Anti-Muslim hate speech in Burma contains several common elements of genocidal speech. These include dehumanisation, the association of the victim group with negative cognitions (such as death, barbarity, and disease), and the creation of a survival discourse, which presents the victim group as being a threat to the very survival of the Burmese. Hate speech employs a discourse which is meaningful to and understood by its target audience (for example the speech above where Muslims are referred to as “wild elephants”). This understanding is highly contextual as it often makes use of local cultural knowledge and euphemistic language.

As a result of the process of hate speech all victims gain a high degree of symbolic attractiveness to perpetrators. Via the process of hostile framing, all actions of the victims are viewed through a negative lens.[9]  Moreover, the victims themselves become interchangeable – stigmatized objects to be acted upon rather than human beings who are full members of the moral community with its corresponding norms of reciprocity and protection. In such circumstances, violent action against the targeted group becomes permissible or even essential. Within an enabling context, hate speech and incitement have the potential to give flesh to the bones of resentment, to craft neuroses into a human image. In short, hate speech against the Rohingya and other Burmese Muslims creates the conditions necessary for persecution.

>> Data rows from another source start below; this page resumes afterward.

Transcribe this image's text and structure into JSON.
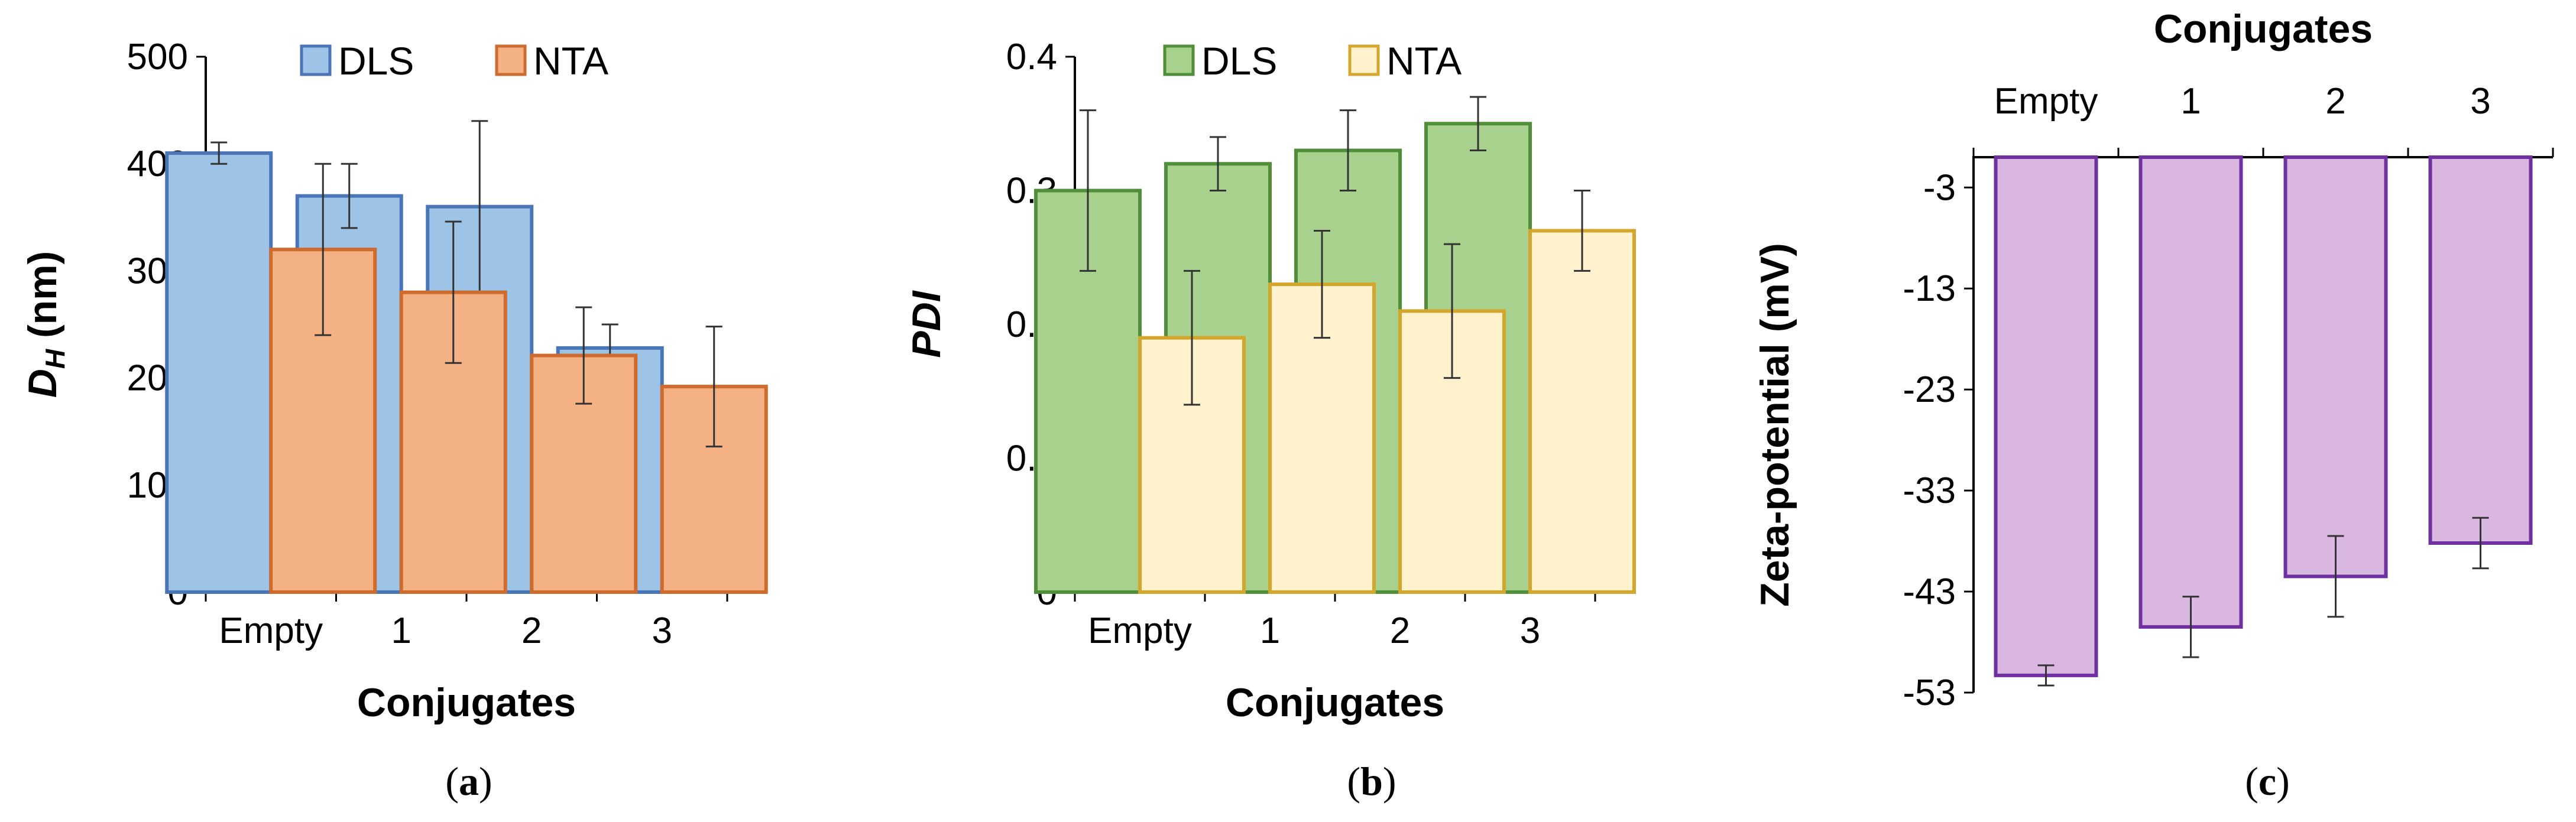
{
  "chart_data": [
    {
      "type": "bar",
      "title": "",
      "caption": "a",
      "categories": [
        "Empty",
        "1",
        "2",
        "3"
      ],
      "xlabel": "Conjugates",
      "ylabel": "D",
      "ylabel_sub": "H",
      "ylabel_rest": " (nm)",
      "ylim": [
        0,
        500
      ],
      "yticks": [
        "0",
        "100",
        "200",
        "300",
        "400",
        "500"
      ],
      "grid": false,
      "legend": "top",
      "series": [
        {
          "name": "DLS",
          "values": [
            410,
            370,
            360,
            228
          ],
          "errors": [
            10,
            30,
            80,
            22
          ],
          "color": "#9dc3e6",
          "edge": "#4a76b8"
        },
        {
          "name": "NTA",
          "values": [
            320,
            280,
            221,
            192
          ],
          "errors": [
            80,
            66,
            45,
            56
          ],
          "color": "#f4b183",
          "edge": "#d06b2e"
        }
      ]
    },
    {
      "type": "bar",
      "title": "",
      "caption": "b",
      "categories": [
        "Empty",
        "1",
        "2",
        "3"
      ],
      "xlabel": "Conjugates",
      "ylabel": "PDI",
      "ylim": [
        0,
        0.4
      ],
      "yticks": [
        "0",
        "0.1",
        "0.2",
        "0.3",
        "0.4"
      ],
      "grid": false,
      "legend": "top",
      "series": [
        {
          "name": "DLS",
          "values": [
            0.3,
            0.32,
            0.33,
            0.35
          ],
          "errors": [
            0.06,
            0.02,
            0.03,
            0.02
          ],
          "color": "#a9d18e",
          "edge": "#4f8f3a"
        },
        {
          "name": "NTA",
          "values": [
            0.19,
            0.23,
            0.21,
            0.27
          ],
          "errors": [
            0.05,
            0.04,
            0.05,
            0.03
          ],
          "color": "#fff2cc",
          "edge": "#d4a72c"
        }
      ]
    },
    {
      "type": "bar",
      "title": "",
      "caption": "c",
      "categories": [
        "Empty",
        "1",
        "2",
        "3"
      ],
      "xlabel": "Conjugates",
      "xaxis_position": "top",
      "ylabel": "Zeta-potential (mV)",
      "ylim": [
        -53,
        0
      ],
      "yticks": [
        "-3",
        "-13",
        "-23",
        "-33",
        "-43",
        "-53"
      ],
      "grid": false,
      "legend": "none",
      "series": [
        {
          "values": [
            -51.3,
            -46.5,
            -41.5,
            -38.2
          ],
          "errors": [
            1.0,
            3.0,
            4.0,
            2.5
          ],
          "color": "#d9b7e0",
          "edge": "#7030a0"
        }
      ]
    }
  ]
}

In some cases, it also directly incites violence, as the next installment of this blog series will demonstrate.

 

Kjell Anderson is a researcher and lecturer at the Netherlands Institute for War, Holocaust, and Genocide Studies (NIOD), as well as being on the Council of Advisors of the Sentinel Project. He holds a PhD in International Human Rights Law from the National University of Ireland.

 

[1]          Kjell Anderson, The Dehumanisation Dynamic: A Criminology of Genocide, PhD thesis, International Human Rights Law, (Galway, Ireland: Irish Centre for Human Rights, National University of Ireland, 2011), p. 46.

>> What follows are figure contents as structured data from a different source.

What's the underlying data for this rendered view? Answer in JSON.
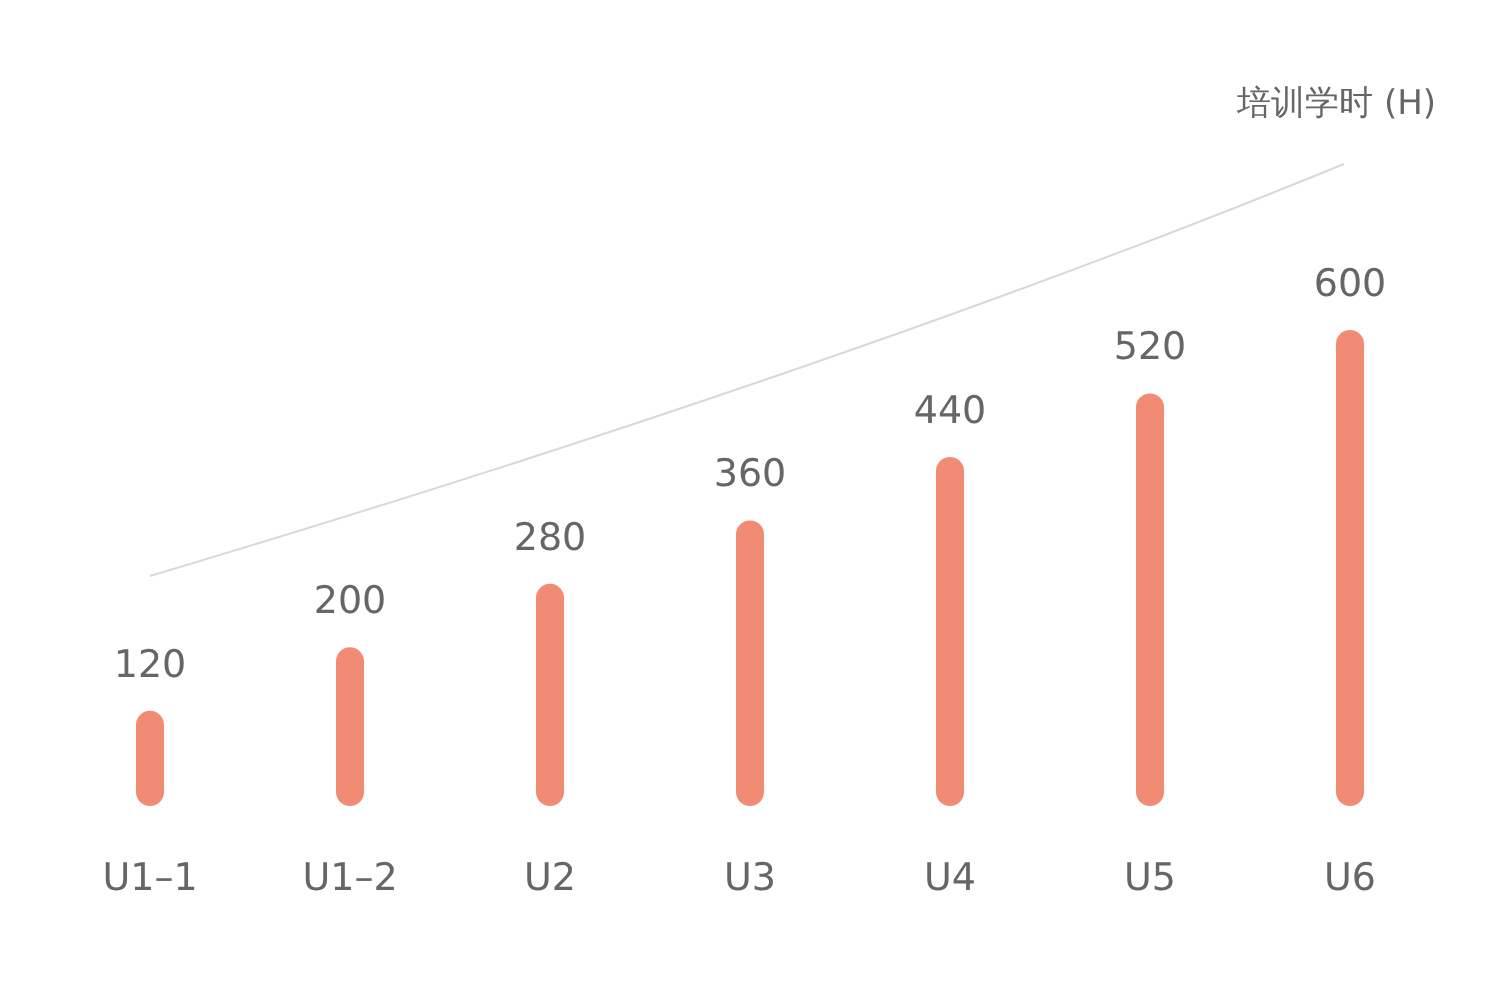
{
  "chart_data": {
    "type": "bar",
    "annotations": [
      "培训学时 (H)"
    ],
    "categories": [
      "U1–1",
      "U1–2",
      "U2",
      "U3",
      "U4",
      "U5",
      "U6"
    ],
    "values": [
      120,
      200,
      280,
      360,
      440,
      520,
      600
    ],
    "color": "#f28b74",
    "data_labels": true
  }
}
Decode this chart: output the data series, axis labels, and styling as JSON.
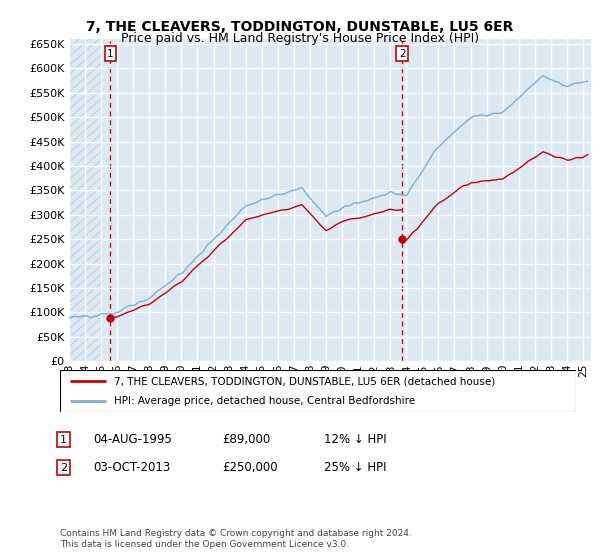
{
  "title": "7, THE CLEAVERS, TODDINGTON, DUNSTABLE, LU5 6ER",
  "subtitle": "Price paid vs. HM Land Registry's House Price Index (HPI)",
  "ylim": [
    0,
    660000
  ],
  "yticks": [
    0,
    50000,
    100000,
    150000,
    200000,
    250000,
    300000,
    350000,
    400000,
    450000,
    500000,
    550000,
    600000,
    650000
  ],
  "ytick_labels": [
    "£0",
    "£50K",
    "£100K",
    "£150K",
    "£200K",
    "£250K",
    "£300K",
    "£350K",
    "£400K",
    "£450K",
    "£500K",
    "£550K",
    "£600K",
    "£650K"
  ],
  "bg_color": "#dce9f5",
  "hatch_color": "#b8cfe0",
  "grid_color": "#ffffff",
  "sale1_year": 1995.58,
  "sale1_price": 89000,
  "sale2_year": 2013.75,
  "sale2_price": 250000,
  "sale1_label": "1",
  "sale2_label": "2",
  "legend_line1": "7, THE CLEAVERS, TODDINGTON, DUNSTABLE, LU5 6ER (detached house)",
  "legend_line2": "HPI: Average price, detached house, Central Bedfordshire",
  "red_line_color": "#cc0000",
  "blue_line_color": "#7bafd4",
  "dashed_line_color": "#cc0000",
  "title_fontsize": 10,
  "subtitle_fontsize": 9,
  "tick_fontsize": 8,
  "xstart": 1993,
  "xend": 2025.5
}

[2] http://www.hatebase.org/vocabulary/Bengali

[3]          Republic of the Union of Myanmar, Final Report of Inquiry Commission on Sectarian Violence in Rakhine State (Rakhine Commission Report), 8 July 2013, p. iii.

[4] Republic of the Union of Myanmar, p. v.

[5]          Rhiannon Neilson, “Toxification as a More Indicative Early Warning Sign for Genocide,” International Association of Genocide Scholars Biennial Meeting, Winnipeg, 19 July, 2014.

[6] Republic of the Union of Myanmar, pps. 67 and 97.

[7]          Human Rights Watch, ‘All you can do is Pray’: Crimes Against Humanity and Ethnic Cleansing of Rohingya Muslims in Burma’s Arakan State, (New York: Human Rights Watch, 2013), p. 32.

[8] http://www.hatebase.org/vocabulary/kala

[9]          Aaron T. Beck, Prisoners of Hate: The Cognitive Basis of Anger, Hostility, and Violence, (New York: Harper, 2000).